Review of facility policy titled, "Psychotropic Medication Review," Effective April 2015, last revised May 2016, revealed "the primary health care provider will oversee and coordinate with the psychiatrist the gradual dose reduction of the medications."

Review of facility policy titled, "drug regimen review requirement," dated 2019, revealed "a drug regimen review will be completed monthly by the consultant pharmacist and reviewed and addressed by the physician within one month." "If the physician elects not to agree with the recommendations, he/she will document that on the drug regimen review form with a reason that the recommendation is not being accepted."

Review of facility policy, Medication Regimen Review (Monthly Report) revealed "Recommendations are reviewed and acted upon and documented by the facility staff or the prescriber."

Review of Resident 192's clinical record revealed diagnoses that included dementia (irreversible, progressive degenerative disease of the brain, resulting in loss of reality contact and functioning ability) and anxiety disorder (mental disorder characterized by feelings of worry about future events and/or fear in reaction to current events).

Review of Consultant Pharmacist Review Physician Report dated January 2019, revealed that the recommendation to, "please clarify Risperdal [antipsychotic medication] diagnosis of Anxiety". Further review of the report revealed that the practitioner agreed with the recommendation, provided an alternate diagnosis of "delusions" (unshakable belief in something untrue), and signed off on the report on February 1, 2019.

Review of Resident 192's current physician order summary revealed the order remained Risperdal for anxiety effective November 28, 2018.

During an interview with Assistant Director of Nursing (ADON) 2 on October 2, 2019, at 2:02 PM she confirmed that the order was not updated as indicated by the practitioner in response to the pharmacy recommendation. She also revealed the expectation that it should have been updated.
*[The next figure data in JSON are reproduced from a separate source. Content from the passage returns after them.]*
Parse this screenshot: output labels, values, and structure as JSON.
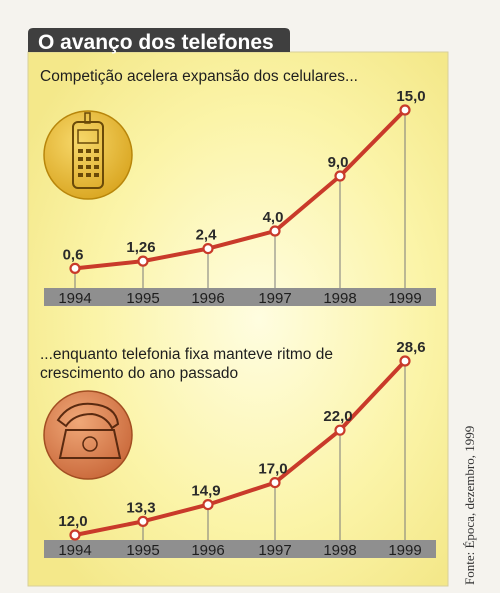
{
  "title": "O avanço dos telefones",
  "source": "Fonte: Época, dezembro, 1999",
  "colors": {
    "line": "#c93a2a",
    "marker_fill": "#ffffff",
    "title_bg": "#3f3f3f",
    "panel_bg": "#fbf6b8",
    "axis_band": "#8f8f8f"
  },
  "icons": [
    "mobile-phone-icon",
    "landline-phone-icon"
  ],
  "chart_data": [
    {
      "type": "line",
      "title": "Competição acelera expansão dos celulares...",
      "categories": [
        "1994",
        "1995",
        "1996",
        "1997",
        "1998",
        "1999"
      ],
      "values": [
        0.6,
        1.26,
        2.4,
        4.0,
        9.0,
        15.0
      ],
      "labels": [
        "0,6",
        "1,26",
        "2,4",
        "4,0",
        "9,0",
        "15,0"
      ],
      "ylim": [
        0,
        15
      ],
      "grid": false
    },
    {
      "type": "line",
      "title": "...enquanto telefonia fixa manteve ritmo de crescimento do ano passado",
      "title_lines": [
        "...enquanto telefonia fixa manteve ritmo de",
        "crescimento do ano passado"
      ],
      "categories": [
        "1994",
        "1995",
        "1996",
        "1997",
        "1998",
        "1999"
      ],
      "values": [
        12.0,
        13.3,
        14.9,
        17.0,
        22.0,
        28.6
      ],
      "labels": [
        "12,0",
        "13,3",
        "14,9",
        "17,0",
        "22,0",
        "28,6"
      ],
      "ylim": [
        12,
        28.6
      ],
      "grid": false
    }
  ]
}
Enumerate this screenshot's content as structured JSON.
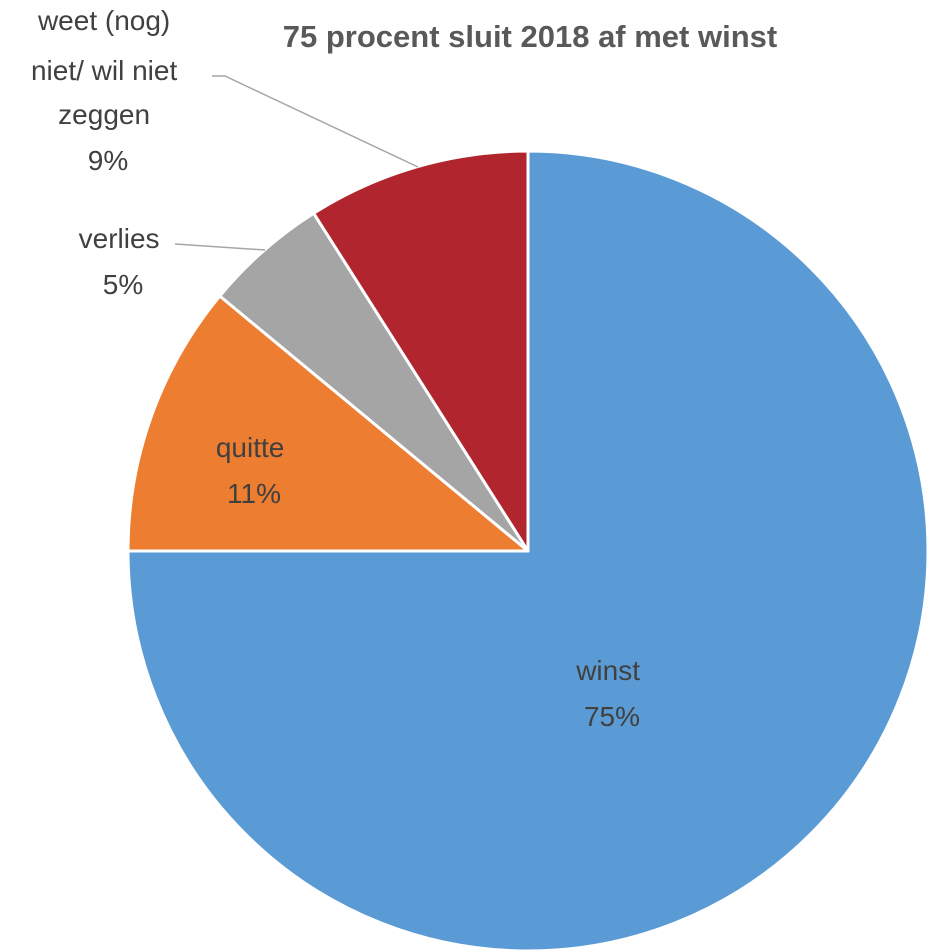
{
  "chart_data": {
    "type": "pie",
    "title": "75 procent sluit 2018 af met winst",
    "slices": [
      {
        "label": "winst",
        "percent_label": "75%",
        "value": 75,
        "color": "#5b9bd5"
      },
      {
        "label": "quitte",
        "percent_label": "11%",
        "value": 11,
        "color": "#ed7d31"
      },
      {
        "label": "verlies",
        "percent_label": "5%",
        "value": 5,
        "color": "#a5a5a5"
      },
      {
        "label_lines": [
          "weet (nog)",
          "niet/ wil niet",
          "zeggen"
        ],
        "percent_label": "9%",
        "value": 9,
        "color": "#b0252e"
      }
    ]
  }
}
Review of Resident 294's clinical record revealed diagnoses including major depressive disorder (major loss of interest in pleasurable activities, characterized by change in sleep patterns, appetite and or daily routine) and hypertension (elevated blood pressure).
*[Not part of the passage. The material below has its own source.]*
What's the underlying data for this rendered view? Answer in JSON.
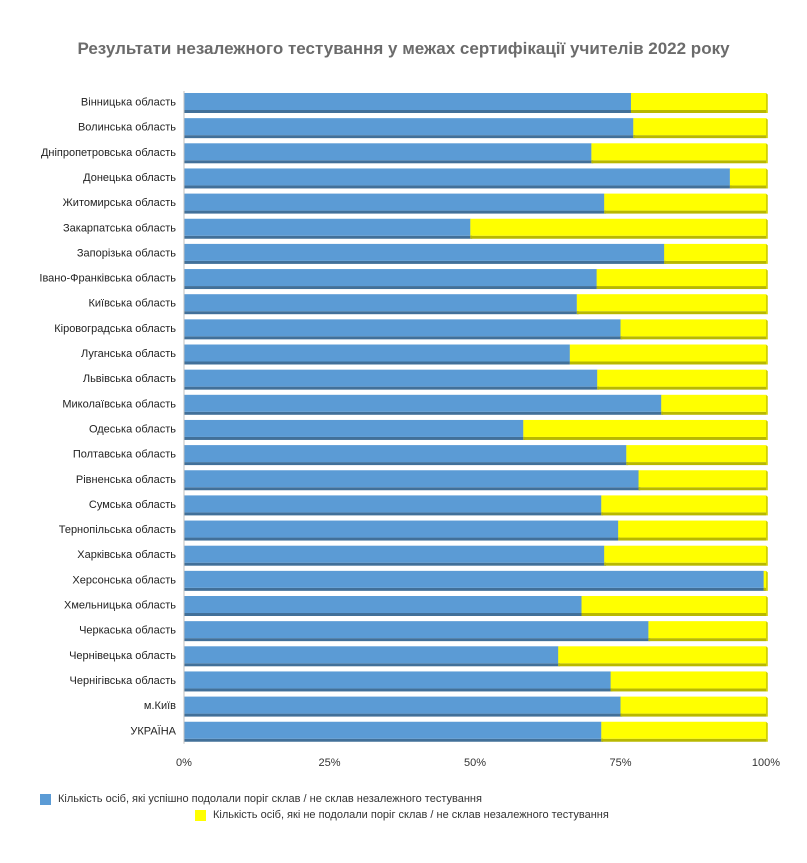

Further review of Resident 294's clinical record revealed that the consultant pharmacist made recommendations on April 22, 2019, "please evaluate if Quetiapine (antipsychotic medication) and/or Citalopram (antidepressant medication) dosage reductions could be attempted at this time." The physician response to this recommendation was "Disagree: please see consultant psychiatric services eval/tx (treatment) for GDR details".

Further review of Resident 294's clinical record revealed that Resident 294 had not been seen by consultant psychiatric services at that time.

Interview with the Assistant Director of Nursing 1 on October 3, 2019, at 8:45 AM. revealed that the resident had not been seen by consultant psychiatric services and that the physician's response was not appropriate.

28 Pa. Code 211.2(a) Physician services.

28 Pa. Code 211.5(f) Clinical records.

28 Pa. Code 211.10(c) Resident care policies.

28 Pa. Code 211.12(d)(1)(3)(5) Nursing services.












 Plan of Correction - To be completed: 12/02/2019

1. Resident 192's Risperdal was discontinued and resident 294 received an order for Med Options to review a GDR.
2. All September pharmacy recommendation responses were checked for accuracy and to ensure the order changes were carried out.
3. Nursing staff will be educated on carrying out the orders written on pharmacy recommendations and the physician groups will be educated on accurate responses to pharmacy recommendations. DON/or designee will audit all pharmacy recommendations monthly x3.
4. Audits will be reviewed at the monthly QAPI meetings to ensure compliance for quality improvement.